Nate Richards on Technology Debt and Custom Software Modernization

“As we’re getting to know them and talking about building new applications or modernizing old applications, clients are surprised at how much this will cost. For years they’ve had one or two support or freelance developers, or even specialized engineers coding on the side. And it’s just worked for the last ten years. The question is ‘Why, all of a sudden, do we need to change everything and rewrite? Why have we reached the end of the road?’

And the answer to that is that while they’ve been designing and building the application only looking at what was immediately in front of them, they have neglected to look down the road and consider total cost of ownership. Because they’ve only looked at immediate cost of the features they needed today, it’s seemed cheap and easy.

 

When you add up the net effect of those small changes over ten or 15 years done by dozens of programmers, none of which were a coordinated effort, you get a mess. And the financial implication of that mess is that the client has been accruing an off balance sheet liability that we like to call technology debt. Sometimes in the industry it’s called software debt or tech debt.  By investing in a poor asset that’s depreciating and continuing to invest there’s a replacement cost liability that they have been building up over time. The more they build on this old asset the more it costs to replace.

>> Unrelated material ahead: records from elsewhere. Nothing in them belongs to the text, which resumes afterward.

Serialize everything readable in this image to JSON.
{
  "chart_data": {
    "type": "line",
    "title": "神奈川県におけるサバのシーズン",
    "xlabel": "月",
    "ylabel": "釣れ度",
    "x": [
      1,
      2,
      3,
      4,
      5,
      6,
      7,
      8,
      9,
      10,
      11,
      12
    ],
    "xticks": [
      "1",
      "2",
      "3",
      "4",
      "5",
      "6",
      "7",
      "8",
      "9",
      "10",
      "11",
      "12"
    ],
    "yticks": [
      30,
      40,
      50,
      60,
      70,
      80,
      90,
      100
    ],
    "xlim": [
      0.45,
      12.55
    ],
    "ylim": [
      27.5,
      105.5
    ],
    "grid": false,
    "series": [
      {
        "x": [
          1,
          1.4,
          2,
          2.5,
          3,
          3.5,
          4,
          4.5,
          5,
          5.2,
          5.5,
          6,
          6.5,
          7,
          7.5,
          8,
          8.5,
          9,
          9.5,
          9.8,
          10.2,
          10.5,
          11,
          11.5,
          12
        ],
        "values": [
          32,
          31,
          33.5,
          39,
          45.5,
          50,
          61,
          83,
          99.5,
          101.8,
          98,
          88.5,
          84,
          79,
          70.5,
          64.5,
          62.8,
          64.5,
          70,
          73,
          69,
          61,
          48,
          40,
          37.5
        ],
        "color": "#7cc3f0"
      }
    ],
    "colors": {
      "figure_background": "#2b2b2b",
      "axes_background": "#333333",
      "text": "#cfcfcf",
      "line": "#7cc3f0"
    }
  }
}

A lot of times they are building on old technology or even technologies that were fads. Maybe these technologies had a period of popularity, but they never gained enough market share to go mainstream. So now they are having problems finding the skillset of developers to work on it, and they’ve simply just stretched it as far as the technology will take them.

What happens is eventually you have to pay off that debt. So rather than thinking about this cost as a new investment, what you’re really doing is paying down a liability that you’ve been accruing off the balance sheet for years and years. And what you’ll end up with by investing is something that might do the exact same thing –  but better – and will last you the next ten to 15 years.”